If confident that the instruction is not the issue, the next layer can then be considered.  Have the examples and problems been chosen well?  Do they reveal underlying relationships? Do they rely on knowledge the pupils have in order to complete calculation?  Are the variables suitably selected?  And so on.

 

We can then choose to change our examples.

 

If confident that the instruction was clear and accurate and that the examples are known to be effective, then to the next layer…

 

Did I choose a suitable metaphor? Did I really take into account my pupils’ true starting points and foundational knowledge?  Is the metaphor known to be impactful for communicating the mathematical idea at hand?

 

I can then choose to change the metaphor, which, of course, necessitates the changing of the model.

 

In sum, I so often use the phrase ‘models, metaphors, examples and instruction’ because I think it acts as a helpful framework in creating the actions and the medium through which teachers can create pedagogy with didactics classrooms rather than classrooms that focus purely on pedagogy with no regard to technical detail and the need to translate one’s own mathematical knowledge into a form that can be received by pupils.  Pedagogy without didactics is mere performance, pedagogy with didactics ensures all pupils can learn well by building accurate, technical detail.

 

It is not enough to merely expose pupils to what Matthew Arnold famously referred to as ‘the best that has been thought or said’.  That is no education.  What I want for pupils is for them too to have the mechanisms and technical knowledge that make them able to be the adults who think and say the best.  This means they must study the grammar of mathematics – its technical detail – so that they, themselves, can speak about the mathematics.

 

1 comment:

  1. Well written.
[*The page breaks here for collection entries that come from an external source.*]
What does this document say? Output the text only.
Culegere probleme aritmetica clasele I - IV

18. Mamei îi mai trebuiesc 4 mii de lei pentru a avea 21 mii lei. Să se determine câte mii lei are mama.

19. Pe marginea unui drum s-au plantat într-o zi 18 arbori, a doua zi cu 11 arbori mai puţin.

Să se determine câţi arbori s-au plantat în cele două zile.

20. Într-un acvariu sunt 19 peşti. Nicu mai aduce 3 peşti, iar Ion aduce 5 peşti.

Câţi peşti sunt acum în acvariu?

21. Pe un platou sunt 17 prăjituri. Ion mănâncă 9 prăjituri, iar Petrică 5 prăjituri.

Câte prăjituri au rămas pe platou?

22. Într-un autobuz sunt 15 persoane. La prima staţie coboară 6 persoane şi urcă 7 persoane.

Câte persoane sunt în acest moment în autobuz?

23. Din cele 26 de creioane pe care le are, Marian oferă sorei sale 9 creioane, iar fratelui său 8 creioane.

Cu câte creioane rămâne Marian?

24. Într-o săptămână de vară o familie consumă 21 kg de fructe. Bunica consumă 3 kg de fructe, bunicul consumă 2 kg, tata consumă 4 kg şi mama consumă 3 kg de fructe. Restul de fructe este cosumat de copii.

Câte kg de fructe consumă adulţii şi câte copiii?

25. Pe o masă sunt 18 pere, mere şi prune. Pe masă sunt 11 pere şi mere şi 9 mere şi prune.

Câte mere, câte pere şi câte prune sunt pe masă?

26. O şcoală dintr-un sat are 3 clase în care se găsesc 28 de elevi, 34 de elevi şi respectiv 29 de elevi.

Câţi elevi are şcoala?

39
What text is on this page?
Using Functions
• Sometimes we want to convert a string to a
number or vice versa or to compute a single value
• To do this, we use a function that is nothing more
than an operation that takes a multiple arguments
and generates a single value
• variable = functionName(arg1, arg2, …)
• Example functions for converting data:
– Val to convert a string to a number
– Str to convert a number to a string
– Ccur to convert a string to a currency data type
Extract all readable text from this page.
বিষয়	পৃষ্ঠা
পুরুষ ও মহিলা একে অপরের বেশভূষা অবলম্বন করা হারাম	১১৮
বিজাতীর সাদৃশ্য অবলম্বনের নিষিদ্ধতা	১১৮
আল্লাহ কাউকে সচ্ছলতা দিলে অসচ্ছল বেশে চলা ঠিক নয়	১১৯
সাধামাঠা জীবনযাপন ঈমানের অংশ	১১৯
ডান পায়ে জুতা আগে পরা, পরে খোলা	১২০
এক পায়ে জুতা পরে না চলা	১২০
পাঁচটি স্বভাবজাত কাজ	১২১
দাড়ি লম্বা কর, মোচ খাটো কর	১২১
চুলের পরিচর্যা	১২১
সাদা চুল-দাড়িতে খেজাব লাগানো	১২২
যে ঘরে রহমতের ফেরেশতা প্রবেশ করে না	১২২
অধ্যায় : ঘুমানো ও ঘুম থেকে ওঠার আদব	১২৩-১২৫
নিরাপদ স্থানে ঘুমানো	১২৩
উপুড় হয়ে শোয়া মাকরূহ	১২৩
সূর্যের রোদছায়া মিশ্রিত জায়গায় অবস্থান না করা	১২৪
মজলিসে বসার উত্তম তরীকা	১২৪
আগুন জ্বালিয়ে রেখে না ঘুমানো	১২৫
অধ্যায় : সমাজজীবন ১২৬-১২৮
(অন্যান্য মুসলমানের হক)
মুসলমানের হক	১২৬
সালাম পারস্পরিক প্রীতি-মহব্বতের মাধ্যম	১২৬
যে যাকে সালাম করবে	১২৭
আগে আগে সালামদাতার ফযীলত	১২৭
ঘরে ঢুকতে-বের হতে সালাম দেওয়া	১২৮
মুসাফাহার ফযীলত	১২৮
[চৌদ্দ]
Many schools have difficulties recruiting maths teachers who have this technical knowledge and over time this has lead to the teaching of maths exam questions, rather than the subject. I also believe that a significant number of teachers do not realise there is more to it than just executing methods to complete questions, which is fuelled by “mathematical grammar” not appearing in exams. This then effects students’ performance in A-level maths.

    Can you recommend any resources for teachers to improve their technical knowledge?